SBY Bisa Pahami Yusril Tolak Fit And Proper Test
Sabtu, 16 Okt 2004 13:51 WIB
Jakarta - Presiden terpilih Susilo Bambang Yudhoyono (SBY) bisa memahami penolakan Yusril Ihza Mahendra untuk mengikuti fit and proper test calon menteri. Yang terjadi sebenarnya hanya salah persepsi saja. SBY akan tetap memanggil Yusril. Demikian disampaikan Juru Bicara SBY-Jusuf Kalla, Andi Alfian Mallarangeng, kepada wartawan di kediaman SBY, Puri Cikeas Indah, Bogor, Sabtu (16/10/2004).
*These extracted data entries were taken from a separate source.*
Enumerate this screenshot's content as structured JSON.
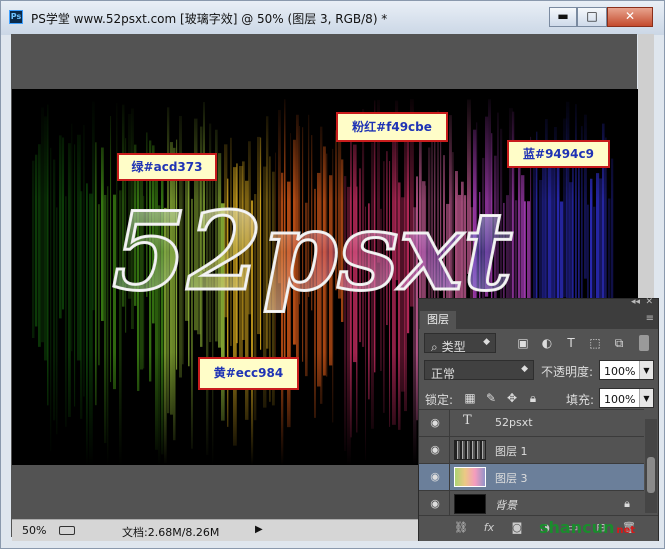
{
  "window": {
    "title": "PS学堂 www.52psxt.com [玻璃字效] @ 50% (图层 3, RGB/8) *",
    "app_icon": "Ps",
    "controls": {
      "minimize": "▬",
      "maximize": "□",
      "close": "✕"
    }
  },
  "canvas": {
    "artwork_text": "52psxt",
    "callouts": [
      {
        "label": "绿#acd373",
        "color": "#acd373"
      },
      {
        "label": "粉红#f49cbe",
        "color": "#f49cbe"
      },
      {
        "label": "蓝#9494c9",
        "color": "#9494c9"
      },
      {
        "label": "黄#ecc984",
        "color": "#ecc984"
      }
    ]
  },
  "statusbar": {
    "zoom": "50%",
    "doc_size": "文档:2.68M/8.26M"
  },
  "layers_panel": {
    "tab": "图层",
    "filter_kind": "类型",
    "blend_mode": "正常",
    "opacity_label": "不透明度:",
    "opacity_value": "100%",
    "lock_label": "锁定:",
    "fill_label": "填充:",
    "fill_value": "100%",
    "layers": [
      {
        "name": "52psxt",
        "kind": "text",
        "selected": false
      },
      {
        "name": "图层 1",
        "kind": "raster",
        "selected": false
      },
      {
        "name": "图层 3",
        "kind": "raster",
        "selected": true
      },
      {
        "name": "背景",
        "kind": "background",
        "selected": false,
        "locked": true
      }
    ]
  },
  "watermark": {
    "text": "shancun",
    "sub": "net"
  }
}
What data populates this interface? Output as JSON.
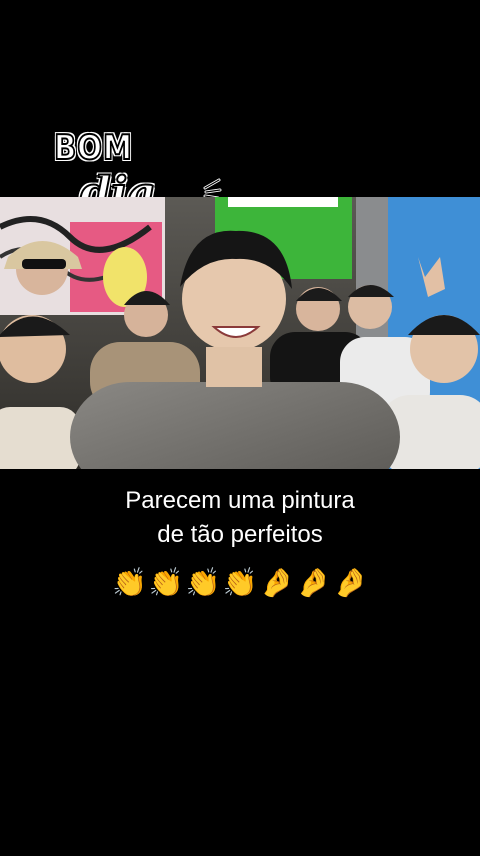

Andi meluruskan penyebutan fit and proper test yang biasa dipakai wartawan untuk menyebut proses pematangan calon menteri SBY. Menurut Andi, sebenarnya hanya diskusi dan dialog semata antara SBY dengan sang kandidat menteri. "Kemarin dari semua 4 calon menteri yang dipanggil, semuanya selalu mengatakan diajak ngobrol dan bertukar pikiran oleh Pak SBY. Tak pernah ada fit and proper test," kata Andi.Yusril, Jumat (16/10/2004) kemarin menyatakan tidak bersedia jika harus melewati fit and proper test. Alasannya antara SBY dan Yusril sudah saling tahu kualifikasi masing-masing karena pernah bersama dalam kabinet Mega. Andi menyatakan bisa memahami alasan tersebut. "Alasan yang dikemukakan Pak Yusril dapat dipahami. Tentu saja Pak SBY sudah kenal baik dengan Pak Yusril. Tapi beliau merasa perlu untuk berdialog. Dari dialog tersebut adalah untuk menyatukan visi sehingga jika tiba saatnya bertugas bisa langsung klop," demikian Andi.